Nükleersiz bir dünya mümkün ve gerekli

09.08.2022 - 17:20
Haberi paylaş

Akkuyu'da yapılmak istenen nükleer santralin Rusların eline geçişi tartışılırken, Ukrayna'daki Zaporijya santralinde yaşananlar AKP iktidarının nasıl bir tehlikeye imza attığını ortaya koyuyor.

Ukrayna'da savaşın yeniden alevlenmesinin ardından ülkenin güneydoğusunda bulunan Zaporijya nükleer enerji santrali etrafında zaman zaman çatışmalar yaşanıyor.
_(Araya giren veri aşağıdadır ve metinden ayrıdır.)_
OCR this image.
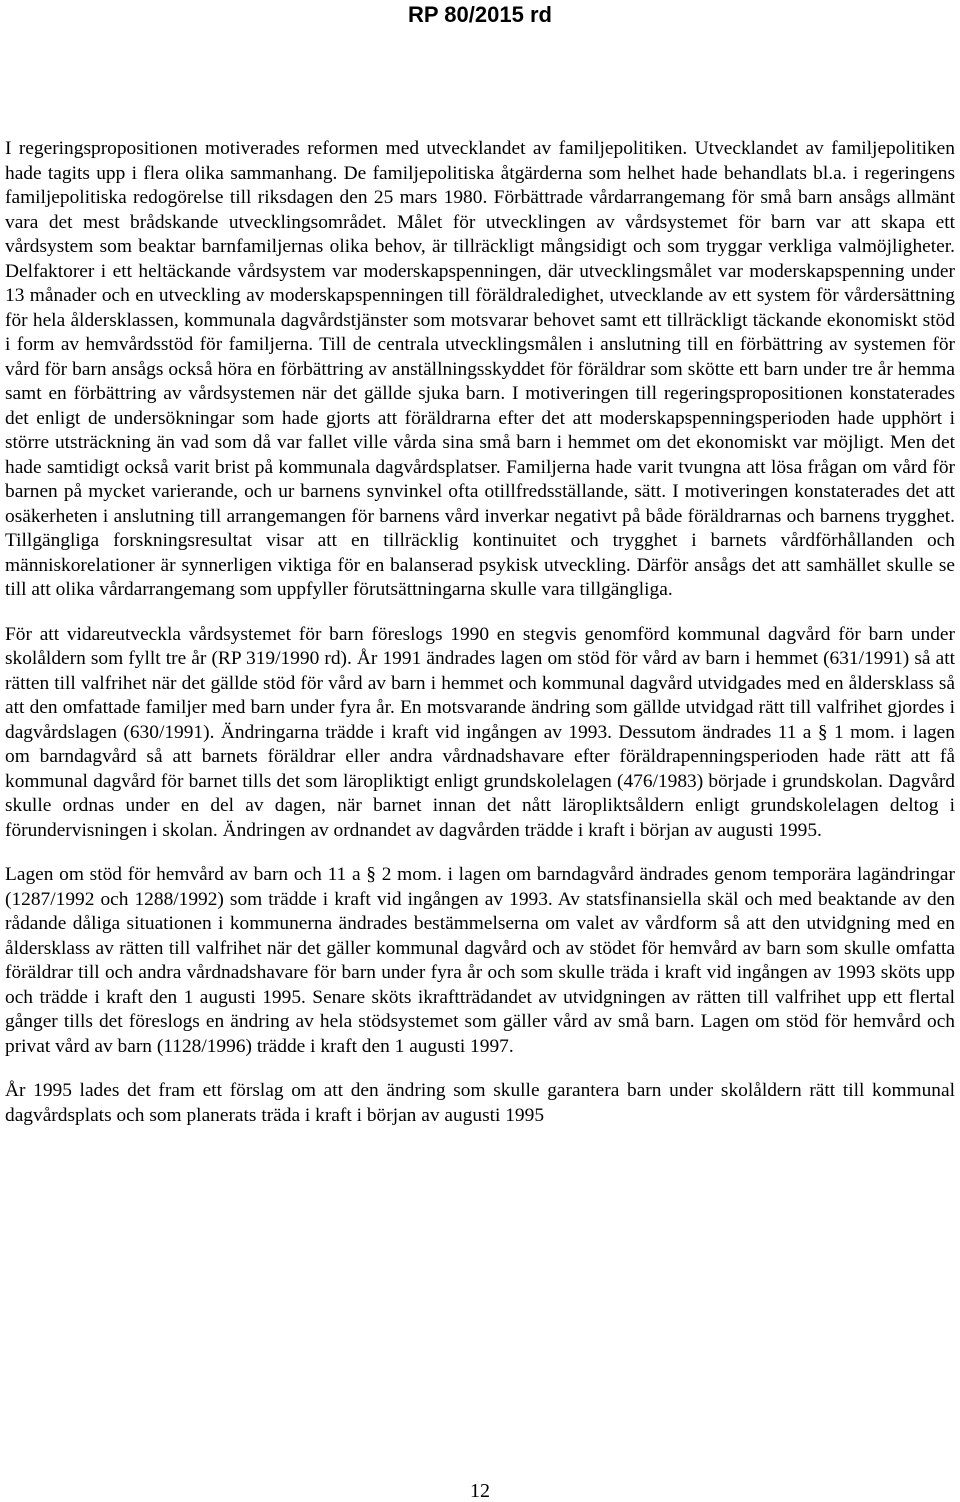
RP 80/2015 rd

I regeringspropositionen motiverades reformen med utvecklandet av familjepolitiken. Utvecklandet av familjepolitiken hade tagits upp i flera olika sammanhang. De familjepolitiska åtgärderna som helhet hade behandlats bl.a. i regeringens familjepolitiska redogörelse till riksdagen den 25 mars 1980. Förbättrade vårdarrangemang för små barn ansågs allmänt vara det mest brådskande utvecklingsområdet. Målet för utvecklingen av vårdsystemet för barn var att skapa ett vårdsystem som beaktar barnfamiljernas olika behov, är tillräckligt mångsidigt och som tryggar verkliga valmöjligheter. Delfaktorer i ett heltäckande vårdsystem var moderskapspenningen, där utvecklingsmålet var moderskapspenning under 13 månader och en utveckling av moderskapspenningen till föräldraledighet, utvecklande av ett system för vårdersättning för hela åldersklassen, kommunala dagvårdstjänster som motsvarar behovet samt ett tillräckligt täckande ekonomiskt stöd i form av hemvårdsstöd för familjerna. Till de centrala utvecklingsmålen i anslutning till en förbättring av systemen för vård för barn ansågs också höra en förbättring av anställningsskyddet för föräldrar som skötte ett barn under tre år hemma samt en förbättring av vårdsystemen när det gällde sjuka barn. I motiveringen till regeringspropositionen konstaterades det enligt de undersökningar som hade gjorts att föräldrarna efter det att moderskapspenningsperioden hade upphört i större utsträckning än vad som då var fallet ville vårda sina små barn i hemmet om det ekonomiskt var möjligt. Men det hade samtidigt också varit brist på kommunala dagvårdsplatser. Familjerna hade varit tvungna att lösa frågan om vård för barnen på mycket varierande, och ur barnens synvinkel ofta otillfredsställande, sätt. I motiveringen konstaterades det att osäkerheten i anslutning till arrangemangen för barnens vård inverkar negativt på både föräldrarnas och barnens trygghet. Tillgängliga forskningsresultat visar att en tillräcklig kontinuitet och trygghet i barnets vårdförhållanden och människorelationer är synnerligen viktiga för en balanserad psykisk utveckling. Därför ansågs det att samhället skulle se till att olika vårdarrangemang som uppfyller förutsättningarna skulle vara tillgängliga.

För att vidareutveckla vårdsystemet för barn föreslogs 1990 en stegvis genomförd kommunal dagvård för barn under skolåldern som fyllt tre år (RP 319/1990 rd). År 1991 ändrades lagen om stöd för vård av barn i hemmet (631/1991) så att rätten till valfrihet när det gällde stöd för vård av barn i hemmet och kommunal dagvård utvidgades med en åldersklass så att den omfattade familjer med barn under fyra år. En motsvarande ändring som gällde utvidgad rätt till valfrihet gjordes i dagvårdslagen (630/1991). Ändringarna trädde i kraft vid ingången av 1993. Dessutom ändrades 11 a § 1 mom. i lagen om barndagvård så att barnets föräldrar eller andra vårdnadshavare efter föräldrapenningsperioden hade rätt att få kommunal dagvård för barnet tills det som läropliktigt enligt grundskolelagen (476/1983) började i grundskolan. Dagvård skulle ordnas under en del av dagen, när barnet innan det nått läropliktsåldern enligt grundskolelagen deltog i förundervisningen i skolan. Ändringen av ordnandet av dagvården trädde i kraft i början av augusti 1995.

Lagen om stöd för hemvård av barn och 11 a § 2 mom. i lagen om barndagvård ändrades genom temporära lagändringar (1287/1992 och 1288/1992) som trädde i kraft vid ingången av 1993. Av statsfinansiella skäl och med beaktande av den rådande dåliga situationen i kommunerna ändrades bestämmelserna om valet av vårdform så att den utvidgning med en åldersklass av rätten till valfrihet när det gäller kommunal dagvård och av stödet för hemvård av barn som skulle omfatta föräldrar till och andra vårdnadshavare för barn under fyra år och som skulle träda i kraft vid ingången av 1993 sköts upp och trädde i kraft den 1 augusti 1995. Senare sköts ikraftträdandet av utvidgningen av rätten till valfrihet upp ett flertal gånger tills det föreslogs en ändring av hela stödsystemet som gäller vård av små barn. Lagen om stöd för hemvård och privat vård av barn (1128/1996) trädde i kraft den 1 augusti 1997.

År 1995 lades det fram ett förslag om att den ändring som skulle garantera barn under skolåldern rätt till kommunal dagvårdsplats och som planerats träda i kraft i början av augusti 1995

12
İşgalci Rus ordusunun kontrol ettiği bölgede nükleer tesis yeniden vuruldu. Ukrayna ve Rusya'yı karşılıklı olarak birbirilerini sorumlu tuttu.

Hafta sonu yapılan saldırılarda yüksek voltajlı bir enerji hattı vuruldu. Bu bir reaktörün operatörlerle bağlantısının kesilmesine neden oldu. Ancak nükleer sızıntı tespit edilmedi.

Felaketin eşiğinde

Dünyanın dokuzuncu, Avrupa'nın ise en büyük nükleer enerji santrali olan Zaporijya'daki reaktörler vurulduğu taktirde Çernobil ve Fukuşima'yı geride bırakabilecek düzeyde bir felaket yaşanabilir. 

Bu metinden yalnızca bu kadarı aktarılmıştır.